Une reconnaissance lente, mais réelle
La prise de conscience progresse. En 2009, la Tanzanie a accueilli la cinquième Conférence sur le patrimoine de la diaspora africaine à Bagamoyo. C’était une façon d’ouvrir, symboliquement, la route de l’esclavage au public et de rappeler que l’histoire de ces murs concerne bien plus que la ville elle-même.
Aujourd’hui, Bagamoyo reste un point de passage obligé pour qui s’intéresse à la traite négrière sur la côte swahili. Mais c’est aussi un exemple frappant de ce que peut produire une société ouverte, où les cultures se croisent et bâtissent ensemble. Les maisons en sont la trace la plus tangible.
Ce qui rend Bagamoyo unique
Bagamoyo ne ressemble pas tout à fait à Zanzibar. Ni à Lamu. Ici, le style swahili se mêle à l’histoire coloniale allemande, à l’influence indienne, aux adaptations locales. Les rues sont plus larges qu’à Lamu. Les bâtiments officiels, construits par les Allemands, dominent le front de mer. Mais dès qu’on s’enfonce dans la ville, on retrouve les vieux murs de corail, les cours ombragées, les portes monumentales.
Il y a aussi ce contraste : la beauté des formes, la simplicité des matériaux, et l’ombre du passé. On ne peut pas marcher à Bagamoyo sans penser à ceux qui sont passés par là de force, sans retour.
Pourquoi préserver ces maisons ?
Préserver les maisons swahili de Bagamoyo, c’est garder une mémoire importante de la ville. Ce sont des lieux où l’on peut toucher du doigt l’histoire, comprendre comment la côte swahili s’est construite, reconnaître la douleur, mais aussi la force d’adaptation et d’accueil de ses habitants.
C’est aussi, plus simplement, protéger un savoir-faire unique. La construction en pierre de corail, l’art de la porte sculptée, la disposition des maisons autour de la cour… Tout cela mérite d’être transmis.
Enfin, il y a un enjeu touristique : Bagamoyo peut attirer des visiteurs qui cherchent autre chose que les grandes stations balnéaires. Mais cela n’a de sens que si les maisons restent debout.
Un avenir à écrire
Bagamoyo n’a pas dit son dernier mot. Des projets de restauration existent. Des habitants reviennent. Des artistes s’installent, attirés par la lumière et le calme de la ville. Mais le temps presse.

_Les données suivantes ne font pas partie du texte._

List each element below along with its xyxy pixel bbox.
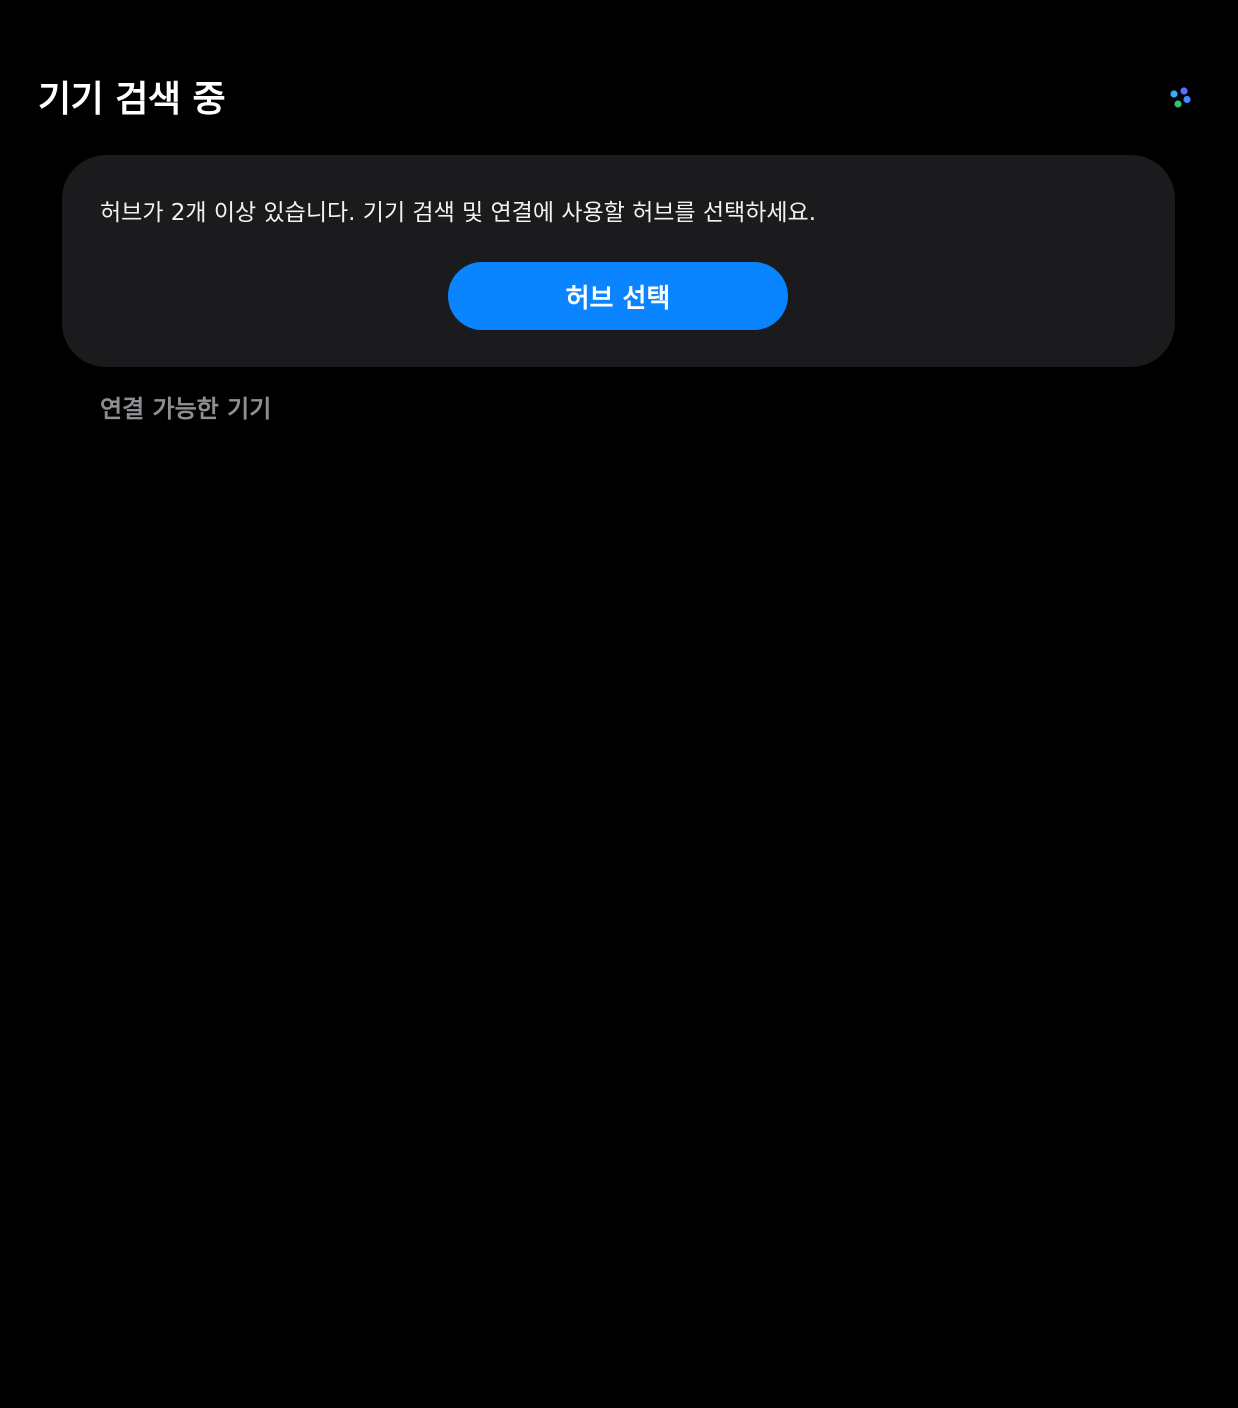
available-devices-header: 연결 가능한 기기	[100, 395, 272, 423]
select-hub-button[interactable]: 허브 선택	[448, 262, 788, 330]
app-header: 기기 검색 중	[0, 0, 1238, 150]
scan-dot-right	[1183, 95, 1191, 104]
page-title: 기기 검색 중	[38, 79, 226, 120]
hub-message: 허브가 2개 이상 있습니다. 기기 검색 및 연결에 사용할 허브를 선택하세…	[100, 200, 817, 226]
scan-dot-top-right	[1180, 87, 1188, 95]
scanning-dots-icon	[1170, 87, 1191, 108]
hub-selection-card: 허브가 2개 이상 있습니다. 기기 검색 및 연결에 사용할 허브를 선택하세…	[62, 155, 1175, 367]
scan-dot-top-left	[1170, 90, 1178, 98]
scan-dot-bottom	[1174, 100, 1182, 108]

Le climat ne fera pas de cadeau aux maisons de corail. Si rien n’est fait, beaucoup risquent de s’effondrer. Pourtant, il suffit parfois d’un toit réparé, d’un mur consolidé, pour prolonger leur vie.
La préservation passe par l’engagement de tous : propriétaires, pouvoirs publics, visiteurs. Il s’agit de reconnaître que ces maisons ne sont pas que des vieilles pierres, mais la mémoire d’une côte, d’un peuple, d’un monde qui a changé. Bagamoyo n’est pas un décor figé. C’est une ville qui vit, même si elle porte les traces du passé. Ses maisons swahili, belles et fragiles, racontent des histoires. Elles rappellent que l’histoire ne se lit pas seulement dans les livres, mais aussi dans les murs, dans la lumière, dans le silence des ruelles. Garder ces maisons, c’est garder une mémoire qui a encore beaucoup à dire.